Numerical simulation of film cooling effectiveness in a rotating blade at high blowing ratios

Abstract

The film-cooling performance in a low-speed rotor blade of a 1-1/2 turbine stage has been examined using LES approach. Two rows of film holes were positioned on the rotor blade surface, one on the pressure surface and the other one the suction surface, with axial locations of 24.2% and 22.6% of the chord length, respectively. Each row has three cylindrical film-cooling holes with a diameter (D) of 4 mm and a tangential injection angle of 28o on the pressure side and 36o on the suction side. The Reynolds number, based on the mainstream velocity of the turbine outlet and axial length of the turbine, was fixed at Re=1.92×105, the coolant-to-mainstream density ratio (DR) was about 2.0, and the speed of the rotor blade was taken to be 1800 rpm. Several blowing ratios (BR) in the range of 1.0–5.0 were investigated.
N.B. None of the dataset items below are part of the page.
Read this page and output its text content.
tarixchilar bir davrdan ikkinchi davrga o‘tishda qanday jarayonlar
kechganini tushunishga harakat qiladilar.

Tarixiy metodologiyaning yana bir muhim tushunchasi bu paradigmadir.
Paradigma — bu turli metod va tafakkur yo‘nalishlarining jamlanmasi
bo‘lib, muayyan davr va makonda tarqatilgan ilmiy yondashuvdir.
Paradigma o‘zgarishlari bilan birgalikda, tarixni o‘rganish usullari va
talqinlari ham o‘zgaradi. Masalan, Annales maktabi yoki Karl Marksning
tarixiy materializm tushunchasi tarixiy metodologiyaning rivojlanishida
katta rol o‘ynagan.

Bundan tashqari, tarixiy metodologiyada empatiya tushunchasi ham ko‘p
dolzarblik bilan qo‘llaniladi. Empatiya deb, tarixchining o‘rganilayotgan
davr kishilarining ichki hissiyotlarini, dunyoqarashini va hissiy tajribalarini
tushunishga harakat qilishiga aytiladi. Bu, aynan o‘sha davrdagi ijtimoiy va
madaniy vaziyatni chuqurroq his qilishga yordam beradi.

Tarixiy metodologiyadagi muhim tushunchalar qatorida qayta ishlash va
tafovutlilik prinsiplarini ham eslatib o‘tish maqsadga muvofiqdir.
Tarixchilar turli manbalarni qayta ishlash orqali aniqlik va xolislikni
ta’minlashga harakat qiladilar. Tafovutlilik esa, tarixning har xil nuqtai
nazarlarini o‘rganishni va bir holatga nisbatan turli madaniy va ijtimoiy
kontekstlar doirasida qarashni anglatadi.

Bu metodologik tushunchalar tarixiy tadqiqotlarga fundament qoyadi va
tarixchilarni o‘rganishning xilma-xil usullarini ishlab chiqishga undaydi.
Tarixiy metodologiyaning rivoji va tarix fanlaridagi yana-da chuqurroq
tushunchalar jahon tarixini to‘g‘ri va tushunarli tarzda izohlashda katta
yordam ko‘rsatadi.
The effects of blowing ratio, rotation, and curved surfaces were analysed to investigate the effects of the stator–rotor interaction on the film-cooling characteristics. The commercial CFD code STAR-CCM+ was used to run the simulations using the WALE subgrid-scale model for modelling the turbulence. The solutions were obtained by solving the incompressible, 3D Navier–Stokes equations under the rotating coordinates system with the energy equation, and the pressure–velocity coupling was achieved by using the well-known SIMPLE algorithm. The results show that on the pressure side, the film coverage and film-cooling effectiveness increase with increasing BR. A lower BR results in stronger film deflection. The film injection with higher BR produces better film attachment. The film deflects centripetally due to the effect of rotation. On the suction side, the trend of film coverage and film-cooling effectiveness is parabola as the blowing ratio rising and a centripetal deflection of the film is observed. The deflection of the film path could be amplified by decreasing the BR.